Dare I Ask the Question?

Police arrested a fellow who’d been wanted over thirty years ago. Jack Hazen was convicted of armed robbery and sent to prison in Florida where he then escaped and disappeared. Hazen changed his name to Charles Free, married, had kids, got a job working construction and has led a quiet life ever since.

Here’s the question which begs to be asked, are we better off sending him back to prison? The answer isn’t as simple as it may appear. Yes, he owes society the remainder of his prison sentence. If we go about letting escaped prisoners remain free the whole system would turn into chaos.

Then again the purpose of prison is to keep folks who are a danger to society out of trouble and rehabilitate them; yea, that works really well. What’re the statistics on convicted criminals who never return to a life of crime?

In this particular case it would appear that Jack Hazen no longer is a threat to society since he no longer exists. Charles Free, the man who replaced him seems to have done a fair job of becoming a model citizen who helps his neighbors. What purpose would be served in placing Charles Free in a prison system where he would no longer be productive and instead have him associate with criminals who for the most part have no intention of being rehabilitated?

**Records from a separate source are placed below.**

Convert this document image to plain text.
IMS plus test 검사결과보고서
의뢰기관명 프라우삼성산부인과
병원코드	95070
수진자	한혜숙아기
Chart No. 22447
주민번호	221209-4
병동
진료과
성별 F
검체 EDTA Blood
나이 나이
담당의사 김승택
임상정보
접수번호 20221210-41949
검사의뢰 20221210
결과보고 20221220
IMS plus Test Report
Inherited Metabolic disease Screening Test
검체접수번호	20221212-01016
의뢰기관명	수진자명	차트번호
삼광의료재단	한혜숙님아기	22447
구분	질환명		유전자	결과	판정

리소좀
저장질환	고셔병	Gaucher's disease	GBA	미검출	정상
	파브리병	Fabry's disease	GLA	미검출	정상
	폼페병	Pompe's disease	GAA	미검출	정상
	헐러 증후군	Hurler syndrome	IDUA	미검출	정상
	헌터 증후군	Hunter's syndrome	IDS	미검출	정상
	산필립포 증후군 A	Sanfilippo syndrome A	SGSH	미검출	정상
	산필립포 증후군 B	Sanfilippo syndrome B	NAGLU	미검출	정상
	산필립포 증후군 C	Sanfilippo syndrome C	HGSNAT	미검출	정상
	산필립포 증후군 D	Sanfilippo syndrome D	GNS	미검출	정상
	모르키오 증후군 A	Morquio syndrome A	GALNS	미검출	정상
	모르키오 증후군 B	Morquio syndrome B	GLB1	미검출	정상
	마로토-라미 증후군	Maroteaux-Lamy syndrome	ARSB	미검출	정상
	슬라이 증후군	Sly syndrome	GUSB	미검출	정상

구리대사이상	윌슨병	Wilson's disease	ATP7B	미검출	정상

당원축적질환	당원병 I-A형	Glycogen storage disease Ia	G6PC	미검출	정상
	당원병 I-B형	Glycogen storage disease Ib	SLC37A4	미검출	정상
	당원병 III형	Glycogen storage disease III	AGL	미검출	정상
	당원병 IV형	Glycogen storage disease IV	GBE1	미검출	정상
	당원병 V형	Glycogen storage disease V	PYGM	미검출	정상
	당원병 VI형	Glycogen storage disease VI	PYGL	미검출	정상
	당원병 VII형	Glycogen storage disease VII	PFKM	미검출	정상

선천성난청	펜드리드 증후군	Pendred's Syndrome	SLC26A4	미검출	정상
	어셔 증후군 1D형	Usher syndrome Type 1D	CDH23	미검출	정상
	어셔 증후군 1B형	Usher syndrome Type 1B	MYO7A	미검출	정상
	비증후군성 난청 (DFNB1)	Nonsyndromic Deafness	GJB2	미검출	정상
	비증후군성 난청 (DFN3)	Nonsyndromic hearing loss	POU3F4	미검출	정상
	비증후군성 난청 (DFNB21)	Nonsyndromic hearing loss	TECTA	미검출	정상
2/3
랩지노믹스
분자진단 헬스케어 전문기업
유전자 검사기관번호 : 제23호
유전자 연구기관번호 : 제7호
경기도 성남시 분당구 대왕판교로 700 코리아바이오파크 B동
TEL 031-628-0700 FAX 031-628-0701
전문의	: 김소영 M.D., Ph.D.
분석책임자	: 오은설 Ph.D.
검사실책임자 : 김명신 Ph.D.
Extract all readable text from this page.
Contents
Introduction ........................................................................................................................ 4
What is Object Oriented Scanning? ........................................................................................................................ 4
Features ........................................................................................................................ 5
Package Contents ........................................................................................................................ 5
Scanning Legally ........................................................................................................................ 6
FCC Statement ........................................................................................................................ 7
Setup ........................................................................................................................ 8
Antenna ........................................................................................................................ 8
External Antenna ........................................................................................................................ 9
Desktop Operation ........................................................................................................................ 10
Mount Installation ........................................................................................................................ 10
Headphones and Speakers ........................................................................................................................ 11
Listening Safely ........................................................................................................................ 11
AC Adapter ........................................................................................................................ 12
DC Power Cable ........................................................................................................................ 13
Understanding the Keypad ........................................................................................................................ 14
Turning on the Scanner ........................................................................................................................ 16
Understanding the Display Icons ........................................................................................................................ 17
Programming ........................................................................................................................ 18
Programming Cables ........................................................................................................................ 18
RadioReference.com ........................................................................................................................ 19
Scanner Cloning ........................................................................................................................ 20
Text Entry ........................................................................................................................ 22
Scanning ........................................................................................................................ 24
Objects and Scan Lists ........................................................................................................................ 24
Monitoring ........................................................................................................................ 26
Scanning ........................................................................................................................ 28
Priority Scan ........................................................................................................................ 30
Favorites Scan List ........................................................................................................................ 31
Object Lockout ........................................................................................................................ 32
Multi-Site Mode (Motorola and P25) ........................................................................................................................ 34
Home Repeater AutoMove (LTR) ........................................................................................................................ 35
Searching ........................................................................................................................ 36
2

If you think about it, Charles Free saved the taxpayers a considerable sum of money, the original cost to house him in prison used to be calculated at about $ 30 K per prisoner. I didn’t see how many years he was supposed to stay behind bars; but let’s say he would have been paroled in 7 years for good behavior. That saved the state of Florida a little over $ 200 K. Then there’s the issue of having an over loaded parole staff to pay after he legally became a member of society.

Charles Free made sure to cross all his “T’s” and dot all the “I’s”, remain as quiet as a mouse for thirty years in order not to draw attention to himself or his past. He was his own prison guard, his own parole officer and the only thing it cost the society is our pride in a system which doesn’t seem to produce rehabilitated citizens capable of joining society. I say go through the formalities to satisfy “justice”. Have him sign a form at the court house in Las Vegas; no reason to fly him across the country which would only add to the cost, then quietly open the back door of the jail and let him go home to his family where he has proven that he will not be a threat to society.